A Phase 3 Trial of Sebelipase Alfa in Lysosomal Acid Lipase Deficiency

Tony Sampson, Mercer University College of Pharmacy

According to an article published in The Journal of Hepatology, lysosomal acid lipase deficiency (LAL-D) is a rare autosomal recessive lysosomal storage disease that is caused by deleterious mutations in the LIPA gene.  It also states that dyslipidemia and progressive liver disease are both characteristic features of LAL-D and patients normally present with elevated transaminase levels, hepatomegaly, and/or microvesicular steatosis. [1]

Per an article posted to Atherosclerosis, there are no disease-specific treatment available for patients with LAL-D.  It goes on to state that existing approaches focus on supportive therapies to reduce the burden of disease complications and that clinical trials are ongoing to investigate the safety and efficacy of sebelipase alfa, a recombinant human lysosomal acid lipase that addresses the underlying defect in patients with LAL-D. [2]

Title: A Phase 3 Trial of Sebelipase Alfa in Lysosomal Acid Lipase Deficiency [3]
Design Multicenter, randomized, double-blind, phase III, placebo-controlled study; N= 66
Objective To show that sebelipase alfa decreases alanine aminotransferase (ALT) compared to placebo
Study Groups Sebelipase alfa (n= 36) and placebo group (n= 30)
Methods Patients were randomly assigned in a 1:1 ratio to receive an intravenous infusion of sebelipase alfa dose of 1 mg/kg or placebo every other week for 20 weeks before entering the open-label extension period at which point all patients were to receive sebelipase alfa.
Duration Thirty-six weeks
Primary Outcome Measure ALT normalization compared with placebo
Baseline Characteristics Characteristic Sebelipase alfa (n= 36) Placebo (n= 30)
Mean – yr 17 ± 12 15 ± 10
Sex — no. (%)
Male 18 (50) 15 (50)
Female 18 (50) 15 (50)
Race – no. (%)†
White 27 (75) 28 (93)
Other 9 (25) 2 (7)
Alanine aminotransferase
Mean — U/L 105 ± 34 78 ± 35
≥ 3x Upper limit of the normal range —no. (%)‡ 10 (28) 8 (27)
† Race was self reported

‡ The upper limit of the normal range for alanine aminotransferase that was used by the central laboratory was 34 U/L for female patients four to sixty-nine years of age and male patients four to ten years of age and 43 U/L for male patients ten to sixty-nine years of age.

Results ALT normalization in the sebelipase alfa group compared to placebo (31% vs. 7%, p= 0.03)
Adverse Events Common Adverse Events: Headache (28%), fever (25%), oropharyngeal pain (17%), nasopharyngitis (11%), asthenia (8%), constipation (8%), nausea (8%)
Serious Adverse Events: N/A
Percentage that Discontinued due to Adverse Events: N/A
Study Author Conclusions Sebelipase alfa therapy resulted in a reduction in multiple disease related hepatic and lipid abnormalities in children and adults with lysosomal acid lipase deficiency.

Results of this study demonstrated that patients receiving enzyme replacement therapy with sebelipase alfa was superior to placebo in in producing significant reductions in serum aminotransferase levels.  One limitation of the study is the predominantly pediatric population precluded assessment of long-term progression of liver disease, cardiovascular events, and mortality. In conclusion, this study demonstrated that sebelipase alfa may have value in reducing the risk of fibrosis of the liver and progression to cirrhosis in patients with LAL-D.

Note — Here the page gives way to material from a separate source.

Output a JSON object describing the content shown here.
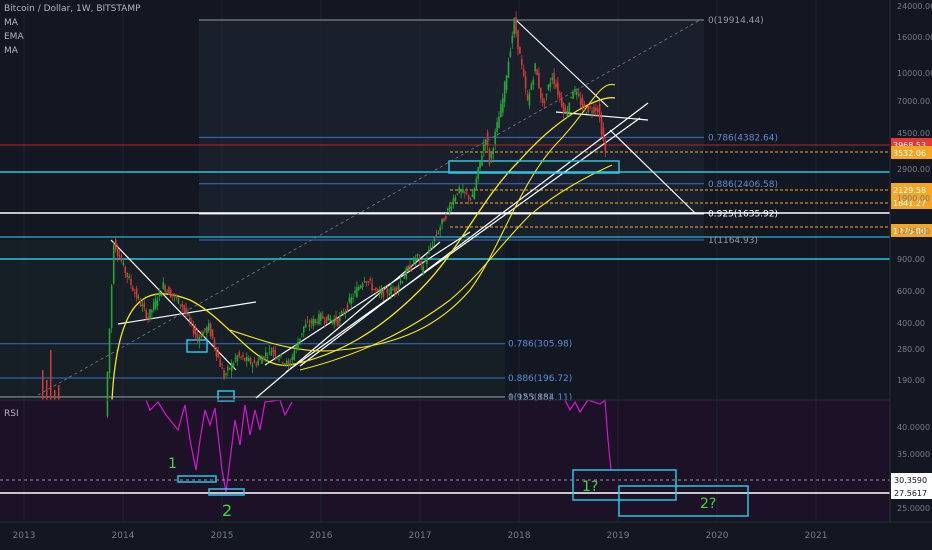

  1. Bernstein DL, Hülkova H, Bialer MG, Desnick RJ. Cholesteryl ester storage disease: review of the findings in 135 reported patients with an underdiagnosed disease. J Hepatol. 2013;58(6):1230-43.
  1. Reiner Ž, Guardamagna O, Nair D, et al. Lysosomal acid lipase deficiency–an under-recognized cause of dyslipidaemia and liver dysfunction. Atherosclerosis. 2014;235(1):21-30.
  1. Burton BK, Balwani M, Feillet F, et al. A Phase 3 Trial of Sebelipase Alfa in Lysosomal Acid Lipase Deficiency. N Engl J Med. 2015;373(11):1010-20.